Breakaway Episcopal conservatives have formed a rival Church, the Anglican Church in North America. Several overseas Anglicans have been pressuring the Anglican spiritual leader, Archbishop of Canterbury Rowan Williams, to officially recognize the new conservative entity.
The Reverend Kendall Harmon of the traditional Diocese of South Carolina, which recently voted to distance itself from the national church, said Saturday’s vote would further damage relations among Episcopalians, their fellow Anglicans and other Christians.
“This decision represents an intransigent embrace of a pattern of life Christians throughout history and the world have rejected as against biblical teaching,” said Harmon, an adviser to the diocesan bishop.
The 77-million-member Anglican Communion is a family of churches that trace their roots to the missionary work of the Church of England. Most overseas Anglicans are Bible conservatives.
In 2004, Anglican leaders had asked the Episcopal Church for a moratorium on electing another gay bishop while they tried to prevent a permanent break in the fellowship.
Since the request was made, some Episcopal gay priests were nominated for bishop, but none was elected before Glasspool. Last July, the Episcopal General Convention, the US Church’s top policy making body, affirmed that gay and lesbian priests were eligible to become bishops.
Jim Naughton of The Chicago Consultation, a group of Episcopal and Anglican clergy and lay people who advocate on behalf of gays and lesbians, called Glasspool’s election “a liberation.”
“We’ve been around this issue for 30 years,” said Naughton, an adviser to the bishop of Washington. “It’s unreasonable to expect us to refrain from acting on the very prayerful conclusions that we’ve reached, especially when we think there are issues of justice involved.”

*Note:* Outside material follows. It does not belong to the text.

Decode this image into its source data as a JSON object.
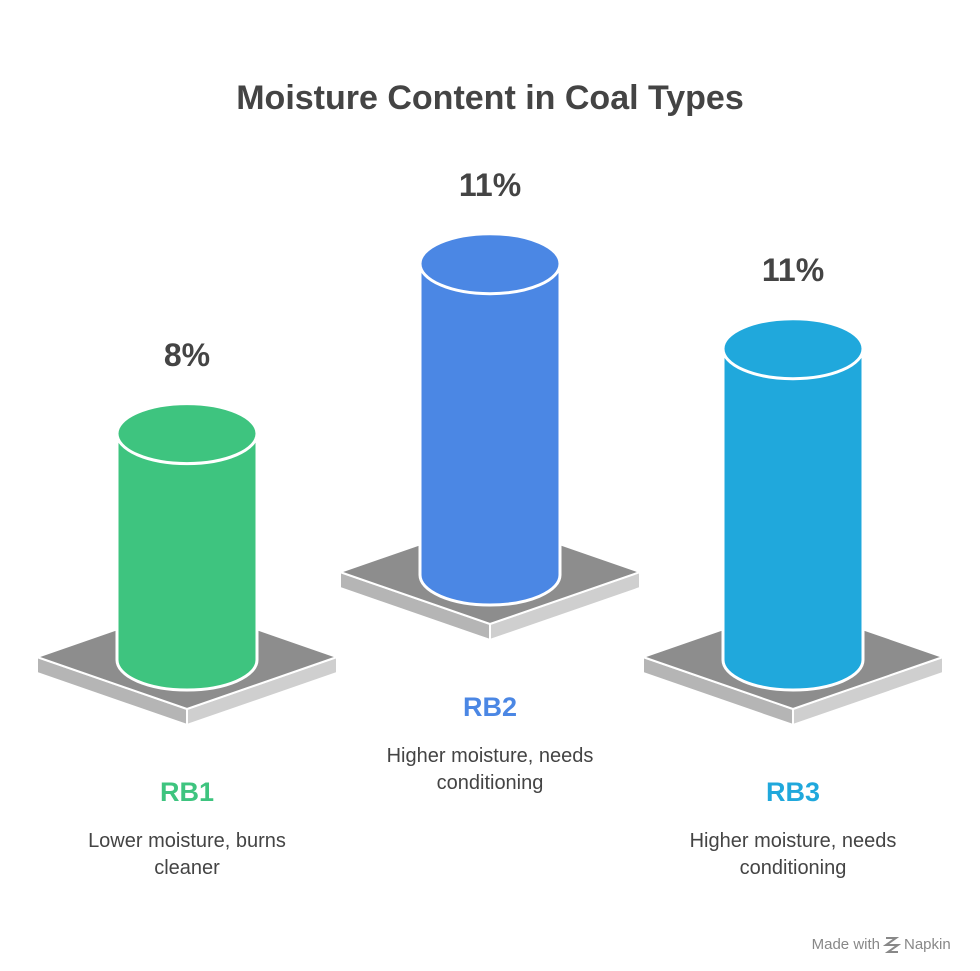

Robinson said he told Glasspool before the election that he was grateful she was willing to put herself in the stressful position of running for bishop.
“One of the reasons she is so the right person for this is that she knows who she is and she knows she belongs to God and she knows everything else falls in place when you keep that central,” Robinson said in a phone interview. “She’s no stranger to people who think she shouldn’t be a priest because she’s a woman, or think she shouldn’t be a priest because she’s a lesbian.”